John Battle MP explained that the Commonwealth Parliamentary Association met this week & it is a massive challenge to get some of these issues on to the agenda. Having a joint select committee is a very good idea & Parliamentarians should follow this through.
Q: will public support remain when taxes have to be increased in rich countries to pay for all these reforms? Also, there are no documents on NGO websites evaluating their projects - if you look on the World Bank website for instance, you can usually quite quickly find evaluation reports of their work.
Responding, Matt Phillips explained that SCF does do global impact monitoring - this assesses the accountability & measures the impact of their work for stakeholders. It has had much attention, but is still in its early stages. SCF is also a child rights organisation - so it advocates to governments to deliver the rights of children. NGO budgets are very small compared to governments - they need to build on their capacity to both deliver & evaluate. In the long run however, it must be the people who hold their governments to account & we must empower them to do this.
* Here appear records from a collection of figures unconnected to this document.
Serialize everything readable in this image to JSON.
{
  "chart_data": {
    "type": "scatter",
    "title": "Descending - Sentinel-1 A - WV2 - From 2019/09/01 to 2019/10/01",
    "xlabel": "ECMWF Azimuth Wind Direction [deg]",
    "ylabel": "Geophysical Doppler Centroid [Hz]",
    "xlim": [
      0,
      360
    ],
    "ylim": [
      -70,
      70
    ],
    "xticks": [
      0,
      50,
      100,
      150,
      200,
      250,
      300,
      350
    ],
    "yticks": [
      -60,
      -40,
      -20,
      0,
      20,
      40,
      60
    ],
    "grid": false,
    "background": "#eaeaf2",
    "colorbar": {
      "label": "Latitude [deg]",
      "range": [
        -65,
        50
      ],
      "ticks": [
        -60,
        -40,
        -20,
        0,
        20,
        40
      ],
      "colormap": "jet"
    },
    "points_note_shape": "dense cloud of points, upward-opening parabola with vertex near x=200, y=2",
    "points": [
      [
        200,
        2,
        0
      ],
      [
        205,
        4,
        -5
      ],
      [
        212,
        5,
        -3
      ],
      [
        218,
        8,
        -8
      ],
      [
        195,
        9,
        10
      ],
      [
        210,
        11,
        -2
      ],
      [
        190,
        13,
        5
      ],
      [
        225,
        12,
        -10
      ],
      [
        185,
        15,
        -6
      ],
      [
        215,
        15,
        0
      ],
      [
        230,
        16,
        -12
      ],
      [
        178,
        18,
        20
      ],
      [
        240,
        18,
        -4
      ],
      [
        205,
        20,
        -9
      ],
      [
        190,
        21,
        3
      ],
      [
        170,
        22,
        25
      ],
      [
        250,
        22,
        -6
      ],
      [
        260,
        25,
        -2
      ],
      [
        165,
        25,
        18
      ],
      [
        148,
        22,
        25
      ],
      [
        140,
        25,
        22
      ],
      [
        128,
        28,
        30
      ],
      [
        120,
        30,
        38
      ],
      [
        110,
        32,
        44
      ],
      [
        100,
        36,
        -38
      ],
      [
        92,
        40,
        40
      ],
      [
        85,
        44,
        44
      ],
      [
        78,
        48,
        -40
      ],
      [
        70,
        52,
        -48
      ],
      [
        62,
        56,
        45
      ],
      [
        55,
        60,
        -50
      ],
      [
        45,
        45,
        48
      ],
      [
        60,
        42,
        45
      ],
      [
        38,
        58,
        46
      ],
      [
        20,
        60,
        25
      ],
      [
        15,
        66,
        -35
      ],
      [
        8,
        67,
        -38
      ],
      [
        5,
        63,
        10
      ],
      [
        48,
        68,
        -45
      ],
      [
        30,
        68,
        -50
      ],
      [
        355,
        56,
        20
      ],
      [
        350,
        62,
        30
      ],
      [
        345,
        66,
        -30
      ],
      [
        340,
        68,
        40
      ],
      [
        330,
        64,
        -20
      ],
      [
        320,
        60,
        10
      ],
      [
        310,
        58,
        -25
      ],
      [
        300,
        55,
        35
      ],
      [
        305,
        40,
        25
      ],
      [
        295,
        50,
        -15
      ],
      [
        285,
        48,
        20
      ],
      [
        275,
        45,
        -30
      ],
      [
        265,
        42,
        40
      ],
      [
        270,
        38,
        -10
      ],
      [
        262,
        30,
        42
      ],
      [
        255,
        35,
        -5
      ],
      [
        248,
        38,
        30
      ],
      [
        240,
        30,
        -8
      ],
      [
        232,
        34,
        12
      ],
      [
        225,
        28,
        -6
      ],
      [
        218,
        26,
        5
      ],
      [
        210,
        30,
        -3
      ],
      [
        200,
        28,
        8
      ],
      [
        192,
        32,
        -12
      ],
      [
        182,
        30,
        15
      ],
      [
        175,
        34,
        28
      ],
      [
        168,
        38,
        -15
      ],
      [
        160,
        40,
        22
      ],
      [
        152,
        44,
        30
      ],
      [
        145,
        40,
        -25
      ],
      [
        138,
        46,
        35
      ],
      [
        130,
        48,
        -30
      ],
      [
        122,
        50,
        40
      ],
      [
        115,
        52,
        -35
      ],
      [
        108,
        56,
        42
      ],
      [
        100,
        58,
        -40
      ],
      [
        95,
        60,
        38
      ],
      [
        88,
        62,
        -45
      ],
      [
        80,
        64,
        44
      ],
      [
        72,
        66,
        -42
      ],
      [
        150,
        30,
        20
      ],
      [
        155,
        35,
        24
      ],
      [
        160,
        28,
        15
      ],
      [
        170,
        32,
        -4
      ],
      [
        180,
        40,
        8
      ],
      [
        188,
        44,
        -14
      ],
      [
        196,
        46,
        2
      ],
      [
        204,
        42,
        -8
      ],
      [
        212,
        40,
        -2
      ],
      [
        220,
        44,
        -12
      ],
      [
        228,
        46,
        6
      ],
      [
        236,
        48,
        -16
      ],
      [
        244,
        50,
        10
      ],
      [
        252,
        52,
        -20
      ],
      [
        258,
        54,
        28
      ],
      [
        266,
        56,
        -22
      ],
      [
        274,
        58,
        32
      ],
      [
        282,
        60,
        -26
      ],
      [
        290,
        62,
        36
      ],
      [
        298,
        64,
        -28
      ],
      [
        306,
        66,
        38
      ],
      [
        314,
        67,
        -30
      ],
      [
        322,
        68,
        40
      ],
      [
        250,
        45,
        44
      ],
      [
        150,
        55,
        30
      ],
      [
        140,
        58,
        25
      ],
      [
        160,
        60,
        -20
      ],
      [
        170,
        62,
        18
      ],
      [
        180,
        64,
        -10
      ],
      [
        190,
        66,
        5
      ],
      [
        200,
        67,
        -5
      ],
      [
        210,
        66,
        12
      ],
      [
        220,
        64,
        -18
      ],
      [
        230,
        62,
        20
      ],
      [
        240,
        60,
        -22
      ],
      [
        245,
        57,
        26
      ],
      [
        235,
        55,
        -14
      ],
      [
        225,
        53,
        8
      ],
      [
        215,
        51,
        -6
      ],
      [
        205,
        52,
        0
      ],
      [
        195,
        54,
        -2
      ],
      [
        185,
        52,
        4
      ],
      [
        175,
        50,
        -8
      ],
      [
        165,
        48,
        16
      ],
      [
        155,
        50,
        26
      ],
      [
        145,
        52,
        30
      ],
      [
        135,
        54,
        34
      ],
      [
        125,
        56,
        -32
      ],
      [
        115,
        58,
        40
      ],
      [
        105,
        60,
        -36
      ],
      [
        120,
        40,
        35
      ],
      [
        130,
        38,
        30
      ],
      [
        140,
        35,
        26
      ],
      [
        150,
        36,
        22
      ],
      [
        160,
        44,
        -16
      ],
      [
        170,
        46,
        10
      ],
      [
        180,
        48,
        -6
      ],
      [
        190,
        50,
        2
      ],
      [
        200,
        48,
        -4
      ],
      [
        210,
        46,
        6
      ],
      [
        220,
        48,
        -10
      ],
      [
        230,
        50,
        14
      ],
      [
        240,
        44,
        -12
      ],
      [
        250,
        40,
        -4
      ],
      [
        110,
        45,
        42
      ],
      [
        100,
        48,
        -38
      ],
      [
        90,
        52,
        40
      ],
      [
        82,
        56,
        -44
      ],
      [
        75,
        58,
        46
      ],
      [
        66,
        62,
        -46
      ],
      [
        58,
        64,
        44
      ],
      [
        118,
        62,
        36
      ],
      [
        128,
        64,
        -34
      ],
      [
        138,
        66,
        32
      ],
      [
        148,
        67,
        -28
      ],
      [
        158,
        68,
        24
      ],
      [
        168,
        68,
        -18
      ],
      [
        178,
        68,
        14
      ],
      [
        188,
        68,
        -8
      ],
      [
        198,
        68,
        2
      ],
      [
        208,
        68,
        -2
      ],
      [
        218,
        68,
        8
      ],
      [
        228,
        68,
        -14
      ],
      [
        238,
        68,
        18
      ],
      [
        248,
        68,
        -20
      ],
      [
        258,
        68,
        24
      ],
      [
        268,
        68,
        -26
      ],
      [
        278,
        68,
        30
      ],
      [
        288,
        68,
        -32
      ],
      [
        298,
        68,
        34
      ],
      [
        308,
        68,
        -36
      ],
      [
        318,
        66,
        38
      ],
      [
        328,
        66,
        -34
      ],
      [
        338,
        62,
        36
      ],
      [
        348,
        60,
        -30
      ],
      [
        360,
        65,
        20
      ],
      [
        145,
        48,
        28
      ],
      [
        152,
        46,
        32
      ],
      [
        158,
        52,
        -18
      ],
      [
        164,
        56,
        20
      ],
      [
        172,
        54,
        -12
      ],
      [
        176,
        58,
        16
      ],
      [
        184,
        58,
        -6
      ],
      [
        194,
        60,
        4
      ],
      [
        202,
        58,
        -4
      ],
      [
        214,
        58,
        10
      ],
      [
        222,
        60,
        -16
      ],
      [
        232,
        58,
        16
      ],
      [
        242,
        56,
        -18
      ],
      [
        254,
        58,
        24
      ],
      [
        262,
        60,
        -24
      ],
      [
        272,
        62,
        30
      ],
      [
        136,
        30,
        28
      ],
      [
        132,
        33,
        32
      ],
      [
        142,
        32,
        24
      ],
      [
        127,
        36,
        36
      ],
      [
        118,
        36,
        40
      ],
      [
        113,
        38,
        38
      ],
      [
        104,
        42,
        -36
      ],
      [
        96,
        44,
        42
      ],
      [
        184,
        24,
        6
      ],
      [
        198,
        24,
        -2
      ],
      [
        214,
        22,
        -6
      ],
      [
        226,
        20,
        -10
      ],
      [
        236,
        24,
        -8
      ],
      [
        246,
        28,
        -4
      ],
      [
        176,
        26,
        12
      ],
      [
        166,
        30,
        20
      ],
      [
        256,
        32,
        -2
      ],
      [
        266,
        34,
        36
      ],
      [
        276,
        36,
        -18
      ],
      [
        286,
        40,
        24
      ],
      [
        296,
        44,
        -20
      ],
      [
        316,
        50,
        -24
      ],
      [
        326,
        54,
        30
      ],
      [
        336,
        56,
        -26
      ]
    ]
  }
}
Many developing countries have not reached that state yet.
Gareth Thomas MP, on the dangers of corruption, explained the need to be up-front from the start - corruption happens in every country, it is not an excuse but it is a reason why we should be involved. If we just give money to UNICEF, that will not change systems. Offering direct GBS won't help the development of the civil service, of health or education systems & it will therefore not get to the heart of the problem, although GBS is very important to improve the quality of governments. On the raising of taxes, Gordon Brown is an extremely prudent Chancellor & would not have supported the 0.7% commitment without working out where it would come from. NGO accountability is an issue - it is not clear to whom NGOs are accountable. The members of the DEC are in general are extremely well run, but there are some examples of work being done by NGOs which could be challenged. On trade liberalisation, markets must be opened up in ways that best suit developing countries' needs. This could be done around as part of the trade talks.
John Battle MP thanked everyone for coming & the speakers for their contributions.